Desert Isle Keeper
The Fortune Quilt
The Fortune Quilt has something for everyone: A sweet romance, snazzy chick-lit type heroine, and enough family and personal dilemma to satisfy the women’s fiction lovers out there. I’ve been a fan of Lani Diane Rich since picking up her debut novel, Time Off for Good Behavior. While I have loved every one of her books, I think The Fortune Quilt is by far my favorite.
Carly McKay is content with her life as the producer for local news show Tucson Today and surrogate mother for her two younger sisters. She took over the maternal role at age twelve, when her mother up and left. It’s been 17 years and Carly accepts that her mother will never come back. But a fluff piece on a psychic quilt maker eventually turns her life upside down.
It’s in Bilby, Arizona that Carly and her best friend/cameraman find that the psychic has a fortune quilt already waiting for Carly, a quilt that signals great changes in her life. Carly is skeptical but takes the quilt, not believing anything the hokey women said. And then her mother returns and wants to make things “the way they used to be,” she loses her job when Tucson Today is cancelled, and her best – and only – friend confesses his undying love for her. Things are not looking good for Carly as she drives around Tucson, essentially homeless after giving her father an ultimatum that doesn’t go her way. She decides it was the quilt’s fault and, since she has no where else to go, she heads to Bilby to return the evil quilt and confront its maker, Brandy.
But once in Bilby, things start to turn around. She discovers a strong kinship with Brandy, rents a cabin from her that just happens to be next door to a fabulous man, and gets a low key job at an area art store. She’s starting to enjoy life again and feels that this change might be for the good. But Carly needs to mend some fences with the family and friends that she up and left. So she has some decisions to make: go back and try to rebuild her old life or start over here with new friends and career choices.

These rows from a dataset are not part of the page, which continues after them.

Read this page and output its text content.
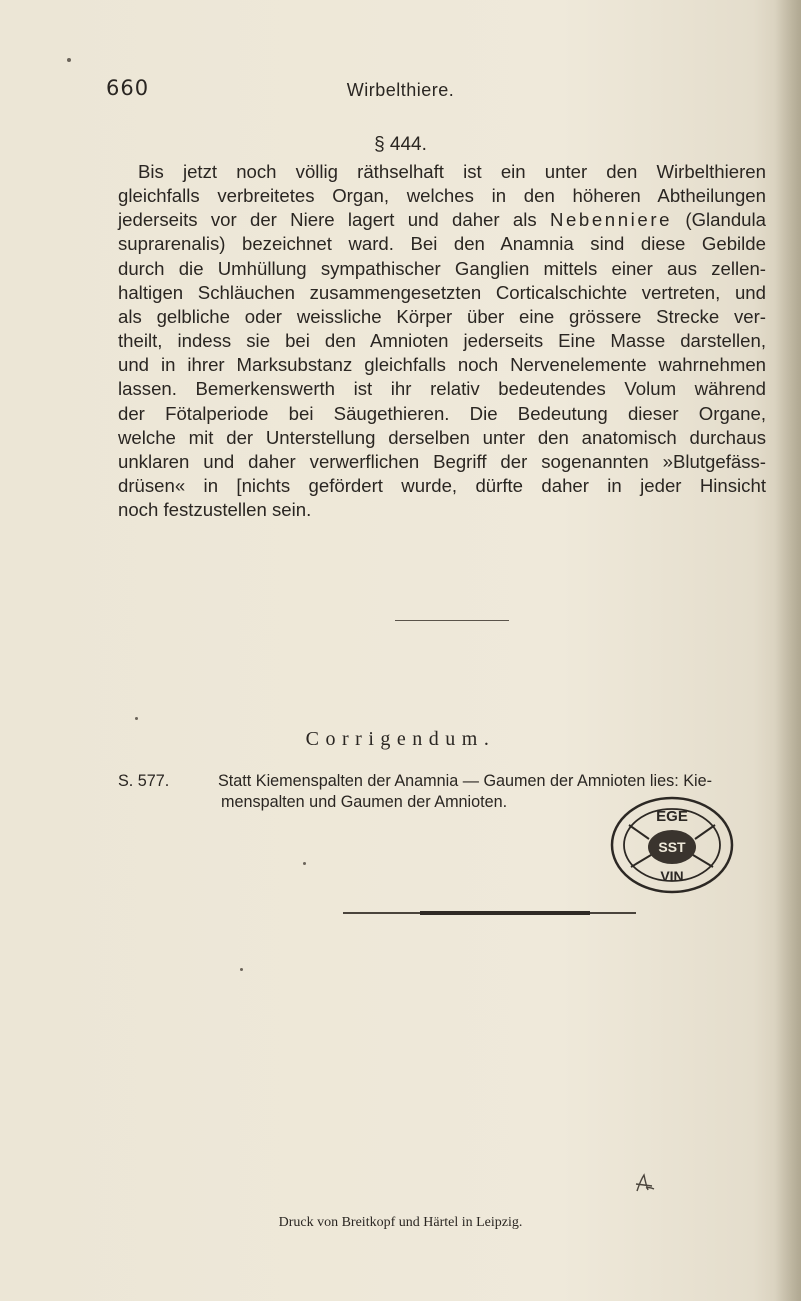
660	Wirbelthiere.
§ 444.
Bis jetzt noch völlig räthselhaft ist ein unter den Wirbelthieren
gleichfalls verbreitetes Organ, welches in den höheren Abtheilungen
jederseits vor der Niere lagert und daher als Nebenniere (Glandula
suprarenalis) bezeichnet ward. Bei den Anamnia sind diese Gebilde
durch die Umhüllung sympathischer Ganglien mittels einer aus zellen-
haltigen Schläuchen zusammengesetzten Corticalschichte vertreten, und
als gelbliche oder weissliche Körper über eine grössere Strecke ver-
theilt, indess sie bei den Amnioten jederseits Eine Masse darstellen,
und in ihrer Marksubstanz gleichfalls noch Nervenelemente wahrnehmen
lassen. Bemerkenswerth ist ihr relativ bedeutendes Volum während
der Fötalperiode bei Säugethieren. Die Bedeutung dieser Organe,
welche mit der Unterstellung derselben unter den anatomisch durchaus
unklaren und daher verwerflichen Begriff der sogenannten »Blutgefäss-
drüsen« in [nichts gefördert wurde, dürfte daher in jeder Hinsicht
noch festzustellen sein.
Corrigendum.
S. 577.	Statt Kiemenspalten der Anamnia — Gaumen der Amnioten lies: Kie-
menspalten und Gaumen der Amnioten.
EGE
SST
VIN
Druck von Breitkopf und Härtel in Leipzig.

Humor is definitely objective so I won’t make a general assumption that everyone will find this as funny as I do. Yet Ms. Rich hits all my buttons. Her dry and sarcastic wit has me rolling every time. I never laugh as much as I do when reading this author.
The story, while being hilarious, has its deeper moments that made this one into a Keeper for me. Carly’s reaction to her reinstated mother was so spot on it made my breath hitch. I’ve never been in that exact situation myself, but I know the feelings that come on you when you experience something that shocking. I was impressed at how the author put those feelings and emotions into words.
I had some very slight problems, so slight I almost don’t want to tell you in case you might pass this book up. First, I wanted more. Not that big of an issue, but still, because of the length, the end felt a bit rushed. I also hoped that Carly’s initial fortune would turn out to be a little wittier that it did. Sure, all the clues fit in perfectly, but I wanted a little more panache to go with it.
Lani Diane Rich knows her away around one-of-a-kind characters and fantastical plots. I thought she couldn’t top herself with strange elements after the stinky green bird in Maybe, Baby, but then she throws in a porcelain, hunchback sugar dish with the unfortunate name of Quasitoado. It’s the little touches that make The Fortune Quilt a fantastic read. Even if that little touch includes an ugly sugar dish.